Vous ressentez une douleur persistante à l'épaule depuis des mois. Votre médecin vient de poser un diagnostic : tendinopathie calcifiante du supra-épineux. Une question surgit aussitôt : cette pathologie peut-elle être reconnue comme maladie professionnelle ?
La réponse n'est pas automatique. Le tableau 57 des maladies professionnelles vise en priorité les tendinopathies non calcifiantes. La présence de calcifications complique donc le dossier, sans pour autant fermer la porte à une indemnisation. Voici comment faire valoir vos droits.
En bref
- La tendinopathie calcifiante du supra-épineux n'entre pas directement dans le champ du tableau 57, réservé aux formes non calcifiantes.

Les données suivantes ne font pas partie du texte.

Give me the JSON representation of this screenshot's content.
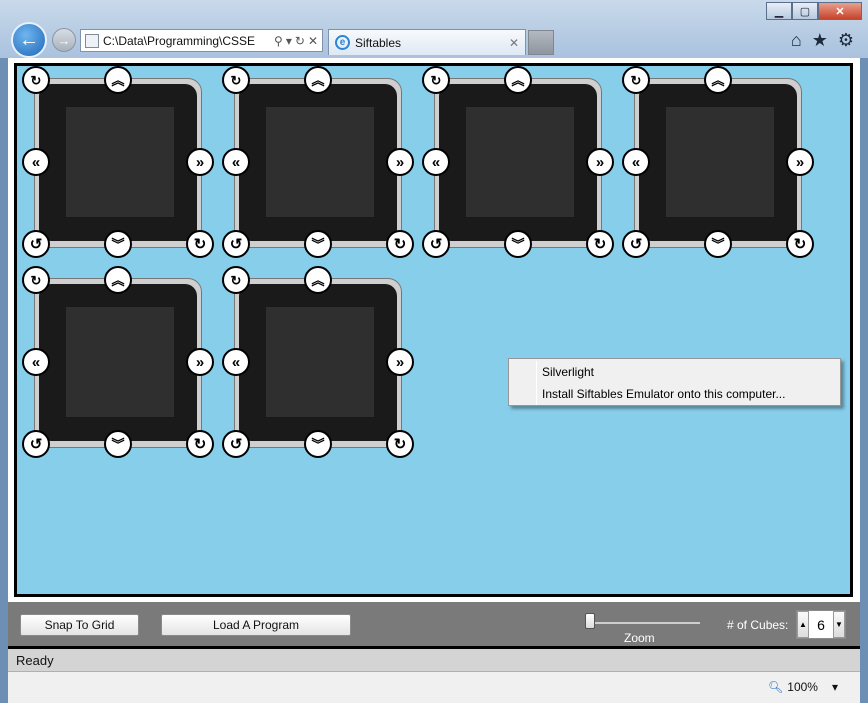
{
  "window": {
    "minimize_icon": "minimize-icon",
    "maximize_icon": "maximize-icon",
    "close_icon": "close-icon"
  },
  "nav": {
    "address": "C:\\Data\\Programming\\CSSE",
    "tab_title": "Siftables"
  },
  "cube_buttons": {
    "rotate_tl": "↻",
    "up": "︽",
    "left": "«",
    "right": "»",
    "ccw": "↺",
    "down": "︾",
    "cw": "↻"
  },
  "context_menu": {
    "items": [
      "Silverlight",
      "Install Siftables Emulator onto this computer..."
    ]
  },
  "toolbar": {
    "snap_label": "Snap To Grid",
    "load_label": "Load A Program",
    "zoom_label": "Zoom",
    "zoom_level": 0,
    "cubes_label": "# of Cubes:",
    "cubes_value": "6"
  },
  "status": {
    "app_status": "Ready",
    "browser_zoom": "100%"
  },
  "colors": {
    "canvas_bg": "#87ceeb",
    "toolbar_bg": "#7a7a7a"
  }
}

- Une reconnaissance reste possible hors tableau, via le CRRMP, si vous prouvez un lien direct entre votre travail et la pathologie.
- La démarche démarre par un certificat médical initial puis une déclaration à la CPAM avec le formulaire S6100.
- La CPAM dispose de 120 jours pour instruire votre dossier, après un délai de transmission de 15 jours.
- Les métiers du BTP, du nettoyage, de la logistique et de l'aide à la personne concentrent la majorité des cas.
- Une reconnaissance ouvre droit à une indemnisation et, en cas de séquelles, à une rente pour incapacité permanente partielle.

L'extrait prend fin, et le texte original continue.